Warren Lockwood, who had an enormous influence on rugby league as an administrator over four decades, has been recognised in the Queen’s Birthday Honours.
Mr Lockwood, of Miranda, was appointed a Member (AM) of the Order of Australia for significant service to Rugby League as an Administrator and to the Community. It started when he was appointed to the St George Rugby League Football Club board in 1988.
He served a total of 28 years, including seven years as president and a delegate to NSW Rugby League.
In 1997, he was elected chairman of the NSW Rugby League and deputy chairman of the Australian Rugby League in the middle of the Super League war.
Mr Lockwood became part of a three member Australian Rugby League group charged with negotiating a settlement between the warring parties.
“It was a formidable task,” he recalled. “Relationships were toxic. You were dealing with News Ltd, Channel 9, Optus, Telstra …
“Everyone had their own agenda in what they wanted to achieve.”
A resolution was achieved in December, 1997, which brought the game back together and the National Rugby League (NRL) was established.
Mr Lockwood became the inaugural chairman of the NRL in 1998.
He was then elected to the board of St George Illawarra from 2001 to 2018, including 16 years as chairman.
Mr Lockwood and his wife Janice have been married for 56 years and lived in Sutherland Shire for 54 years.
“Janice and our children Sandra and Gary have been involved with everything I have done, so I see this award as an honour for the whole family.
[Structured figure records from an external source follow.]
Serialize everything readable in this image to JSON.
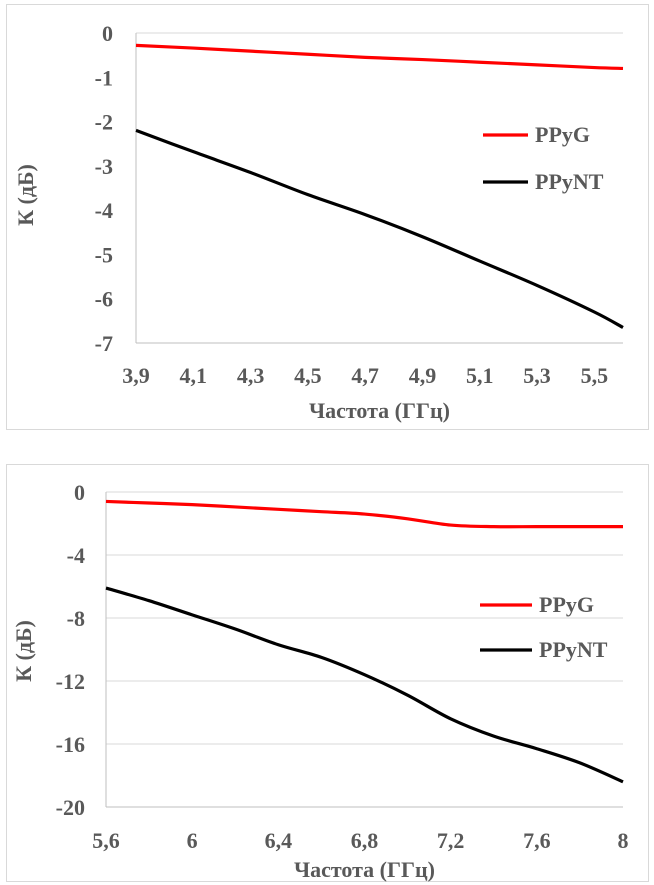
{
  "chart_data": [
    {
      "type": "line",
      "title": "",
      "xlabel": "Частота (ГГц)",
      "ylabel": "К (дБ)",
      "x": [
        3.9,
        4.1,
        4.3,
        4.5,
        4.7,
        4.9,
        5.1,
        5.3,
        5.5,
        5.6
      ],
      "x_tick_labels": [
        "3,9",
        "4,1",
        "4,3",
        "4,5",
        "4,7",
        "4,9",
        "5,1",
        "5,3",
        "5,5"
      ],
      "x_tick_values": [
        3.9,
        4.1,
        4.3,
        4.5,
        4.7,
        4.9,
        5.1,
        5.3,
        5.5
      ],
      "xlim": [
        3.9,
        5.6
      ],
      "ylim": [
        -7,
        0
      ],
      "y_ticks": [
        0,
        -1,
        -2,
        -3,
        -4,
        -5,
        -6,
        -7
      ],
      "y_tick_labels": [
        "0",
        "-1",
        "-2",
        "-3",
        "-4",
        "-5",
        "-6",
        "-7"
      ],
      "grid": false,
      "legend_position": "right",
      "series": [
        {
          "name": "PPyG",
          "color": "#ff0000",
          "values": [
            -0.28,
            -0.34,
            -0.41,
            -0.48,
            -0.55,
            -0.6,
            -0.66,
            -0.72,
            -0.78,
            -0.8
          ]
        },
        {
          "name": "PPyNT",
          "color": "#000000",
          "values": [
            -2.2,
            -2.68,
            -3.15,
            -3.65,
            -4.1,
            -4.6,
            -5.15,
            -5.7,
            -6.3,
            -6.65
          ]
        }
      ]
    },
    {
      "type": "line",
      "title": "",
      "xlabel": "Частота (ГГц)",
      "ylabel": "К (дБ)",
      "x": [
        5.6,
        5.8,
        6.0,
        6.2,
        6.4,
        6.6,
        6.8,
        7.0,
        7.2,
        7.4,
        7.6,
        7.8,
        8.0
      ],
      "x_tick_labels": [
        "5,6",
        "6",
        "6,4",
        "6,8",
        "7,2",
        "7,6",
        "8"
      ],
      "x_tick_values": [
        5.6,
        6.0,
        6.4,
        6.8,
        7.2,
        7.6,
        8.0
      ],
      "xlim": [
        5.6,
        8.0
      ],
      "ylim": [
        -20,
        0
      ],
      "y_ticks": [
        0,
        -4,
        -8,
        -12,
        -16,
        -20
      ],
      "y_tick_labels": [
        "0",
        "-4",
        "-8",
        "-12",
        "-16",
        "-20"
      ],
      "grid": true,
      "legend_position": "right",
      "series": [
        {
          "name": "PPyG",
          "color": "#ff0000",
          "values": [
            -0.6,
            -0.7,
            -0.8,
            -0.95,
            -1.1,
            -1.25,
            -1.4,
            -1.7,
            -2.1,
            -2.2,
            -2.2,
            -2.2,
            -2.2
          ]
        },
        {
          "name": "PPyNT",
          "color": "#000000",
          "values": [
            -6.1,
            -6.9,
            -7.8,
            -8.7,
            -9.7,
            -10.5,
            -11.6,
            -12.9,
            -14.4,
            -15.5,
            -16.3,
            -17.2,
            -18.4
          ]
        }
      ]
    }
  ]
}
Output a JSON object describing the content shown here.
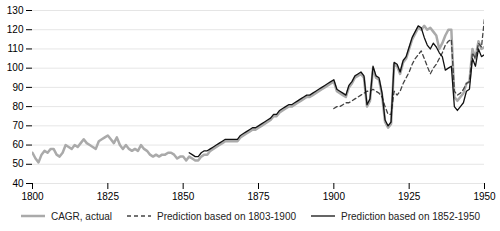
{
  "chart_data": {
    "type": "line",
    "x": [
      1800,
      1801,
      1802,
      1803,
      1804,
      1805,
      1806,
      1807,
      1808,
      1809,
      1810,
      1811,
      1812,
      1813,
      1814,
      1815,
      1816,
      1817,
      1818,
      1819,
      1820,
      1821,
      1822,
      1823,
      1824,
      1825,
      1826,
      1827,
      1828,
      1829,
      1830,
      1831,
      1832,
      1833,
      1834,
      1835,
      1836,
      1837,
      1838,
      1839,
      1840,
      1841,
      1842,
      1843,
      1844,
      1845,
      1846,
      1847,
      1848,
      1849,
      1850,
      1851,
      1852,
      1853,
      1854,
      1855,
      1856,
      1857,
      1858,
      1859,
      1860,
      1861,
      1862,
      1863,
      1864,
      1865,
      1866,
      1867,
      1868,
      1869,
      1870,
      1871,
      1872,
      1873,
      1874,
      1875,
      1876,
      1877,
      1878,
      1879,
      1880,
      1881,
      1882,
      1883,
      1884,
      1885,
      1886,
      1887,
      1888,
      1889,
      1890,
      1891,
      1892,
      1893,
      1894,
      1895,
      1896,
      1897,
      1898,
      1899,
      1900,
      1901,
      1902,
      1903,
      1904,
      1905,
      1906,
      1907,
      1908,
      1909,
      1910,
      1911,
      1912,
      1913,
      1914,
      1915,
      1916,
      1917,
      1918,
      1919,
      1920,
      1921,
      1922,
      1923,
      1924,
      1925,
      1926,
      1927,
      1928,
      1929,
      1930,
      1931,
      1932,
      1933,
      1934,
      1935,
      1936,
      1937,
      1938,
      1939,
      1940,
      1941,
      1942,
      1943,
      1944,
      1945,
      1946,
      1947,
      1948,
      1949,
      1950
    ],
    "series": [
      {
        "name": "CAGR, actual",
        "color": "#aaaaaa",
        "line_style": "solid",
        "values": [
          56,
          53,
          51,
          55,
          57,
          56,
          58,
          58,
          55,
          54,
          56,
          60,
          59,
          58,
          60,
          59,
          61,
          63,
          61,
          60,
          59,
          58,
          62,
          63,
          64,
          65,
          63,
          61,
          64,
          60,
          58,
          60,
          58,
          57,
          58,
          57,
          60,
          58,
          57,
          55,
          54,
          55,
          54,
          55,
          55,
          56,
          56,
          55,
          53,
          54,
          54,
          52,
          54,
          53,
          52,
          52,
          54,
          55,
          55,
          57,
          58,
          59,
          60,
          61,
          62,
          62,
          62,
          62,
          62,
          64,
          65,
          66,
          67,
          68,
          68,
          69,
          70,
          71,
          72,
          73,
          75,
          75,
          77,
          78,
          79,
          80,
          80,
          81,
          82,
          83,
          84,
          85,
          85,
          86,
          87,
          88,
          89,
          90,
          91,
          92,
          93,
          88,
          87,
          86,
          85,
          90,
          92,
          95,
          96,
          97,
          95,
          80,
          83,
          100,
          95,
          94,
          86,
          72,
          69,
          71,
          102,
          101,
          97,
          103,
          105,
          110,
          115,
          118,
          121,
          120,
          122,
          120,
          121,
          119,
          117,
          110,
          113,
          117,
          120,
          120,
          85,
          83,
          85,
          87,
          92,
          93,
          110,
          105,
          114,
          110,
          111
        ]
      },
      {
        "name": "Prediction based on 1803-1900",
        "color": "#444444",
        "line_style": "dashed",
        "values": [
          null,
          null,
          null,
          null,
          null,
          null,
          null,
          null,
          null,
          null,
          null,
          null,
          null,
          null,
          null,
          null,
          null,
          null,
          null,
          null,
          null,
          null,
          null,
          null,
          null,
          null,
          null,
          null,
          null,
          null,
          null,
          null,
          null,
          null,
          null,
          null,
          null,
          null,
          null,
          null,
          null,
          null,
          null,
          null,
          null,
          null,
          null,
          null,
          null,
          null,
          null,
          null,
          null,
          null,
          null,
          null,
          null,
          null,
          null,
          null,
          null,
          null,
          null,
          null,
          null,
          null,
          null,
          null,
          null,
          null,
          null,
          null,
          null,
          null,
          null,
          null,
          null,
          null,
          null,
          null,
          null,
          null,
          null,
          null,
          null,
          null,
          null,
          null,
          null,
          null,
          null,
          null,
          null,
          null,
          null,
          null,
          null,
          null,
          null,
          null,
          79,
          80,
          80,
          81,
          82,
          82,
          83,
          84,
          85,
          86,
          87,
          88,
          88,
          89,
          88,
          87,
          85,
          80,
          76,
          76,
          88,
          86,
          88,
          92,
          95,
          98,
          102,
          105,
          107,
          109,
          105,
          101,
          97,
          100,
          102,
          105,
          108,
          112,
          114,
          115,
          88,
          86,
          87,
          89,
          92,
          93,
          108,
          105,
          113,
          111,
          126
        ]
      },
      {
        "name": "Prediction based on 1852-1950",
        "color": "#111111",
        "line_style": "solid",
        "values": [
          null,
          null,
          null,
          null,
          null,
          null,
          null,
          null,
          null,
          null,
          null,
          null,
          null,
          null,
          null,
          null,
          null,
          null,
          null,
          null,
          null,
          null,
          null,
          null,
          null,
          null,
          null,
          null,
          null,
          null,
          null,
          null,
          null,
          null,
          null,
          null,
          null,
          null,
          null,
          null,
          null,
          null,
          null,
          null,
          null,
          null,
          null,
          null,
          null,
          null,
          null,
          null,
          56,
          55,
          54,
          54,
          56,
          57,
          57,
          58,
          59,
          60,
          61,
          62,
          63,
          63,
          63,
          63,
          63,
          65,
          66,
          67,
          68,
          69,
          69,
          70,
          71,
          72,
          73,
          74,
          76,
          76,
          78,
          79,
          80,
          81,
          81,
          82,
          83,
          84,
          85,
          86,
          86,
          87,
          88,
          89,
          90,
          91,
          92,
          93,
          94,
          89,
          88,
          87,
          86,
          91,
          93,
          96,
          97,
          98,
          96,
          81,
          84,
          101,
          96,
          95,
          87,
          73,
          70,
          72,
          103,
          102,
          98,
          104,
          106,
          111,
          116,
          119,
          122,
          121,
          116,
          112,
          110,
          113,
          111,
          108,
          106,
          99,
          100,
          101,
          80,
          78,
          80,
          82,
          88,
          89,
          105,
          101,
          110,
          106,
          107
        ]
      }
    ],
    "xlim": [
      1800,
      1950
    ],
    "xticks": [
      1800,
      1825,
      1850,
      1875,
      1900,
      1925,
      1950
    ],
    "ylim": [
      40,
      130
    ],
    "yticks": [
      40,
      50,
      60,
      70,
      80,
      90,
      100,
      110,
      120,
      130
    ],
    "grid": true,
    "legend": "bottom"
  }
}
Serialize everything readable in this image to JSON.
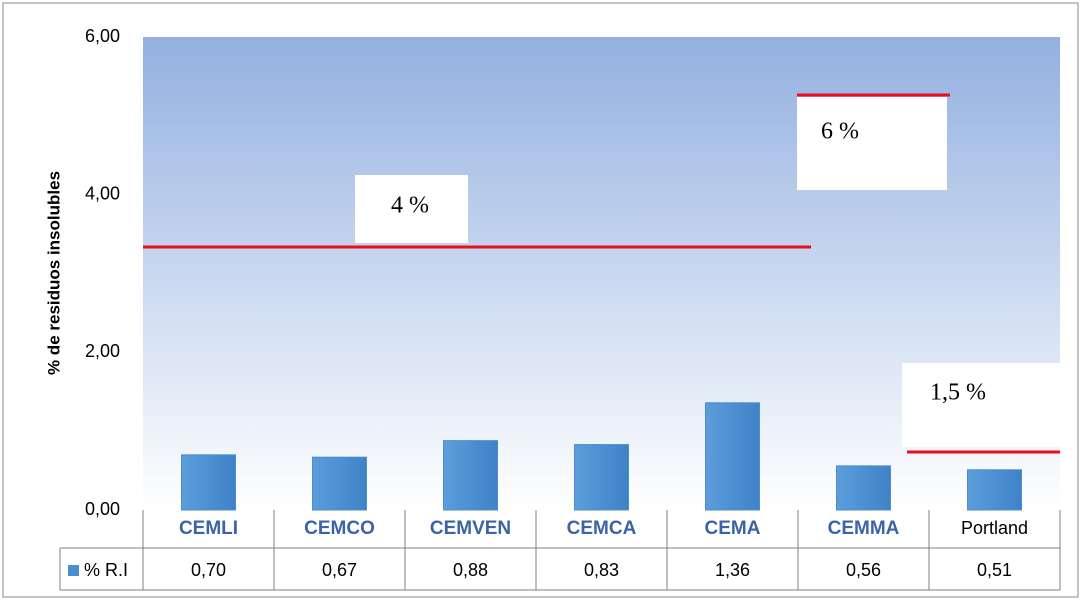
{
  "chart_data": {
    "type": "bar",
    "y_label": "% de residuos insolubles",
    "categories": [
      "CEMLI",
      "CEMCO",
      "CEMVEN",
      "CEMCA",
      "CEMA",
      "CEMMA",
      "Portland"
    ],
    "series": [
      {
        "name": "% R.I",
        "color": "#4a8ed0",
        "values": [
          0.7,
          0.67,
          0.88,
          0.83,
          1.36,
          0.56,
          0.51
        ],
        "value_labels": [
          "0,70",
          "0,67",
          "0,88",
          "0,83",
          "1,36",
          "0,56",
          "0,51"
        ]
      }
    ],
    "ylim": [
      0,
      6
    ],
    "yticks": [
      {
        "value": 0,
        "label": "0,00"
      },
      {
        "value": 2,
        "label": "2,00"
      },
      {
        "value": 4,
        "label": "4,00"
      },
      {
        "value": 6,
        "label": "6,00"
      }
    ],
    "grid": false,
    "annotations": [
      "4 %",
      "6 %",
      "1,5 %"
    ]
  }
}
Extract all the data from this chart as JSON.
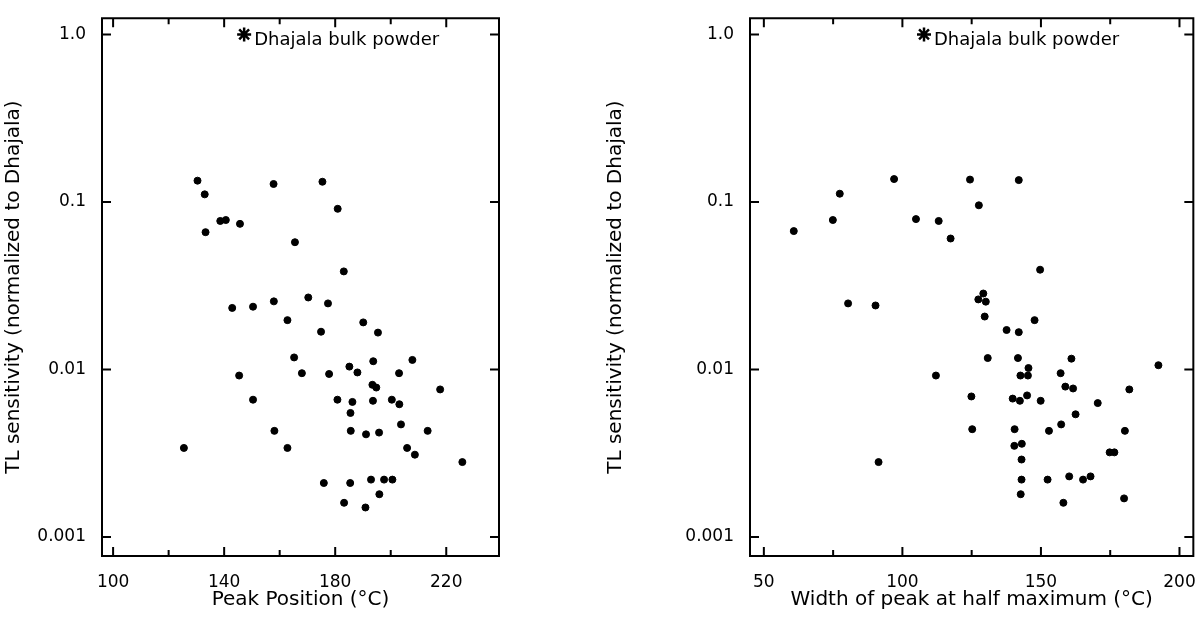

I could not have done it without them,” he said
Mr Lockwood, an accountant and Bachelor of Health Administration, found his way into rugby league administration while working at St George Hospital from 1967-1987, including seven years as chief executive officer.
There were already strong links between the hospital and St George Leagues Club, a major benefactor, and in 1983 he was invited to join the leagues club board, which he served on for 35 years, including 22 years as chairman.
Mr Lockwood presided over a major growth of facilities at the hospital, which enhanced services and its role as a major teaching hospital.
He resigned after 19 years to take up a similar position at Hurstville Community Hospital (now Hurstville Private).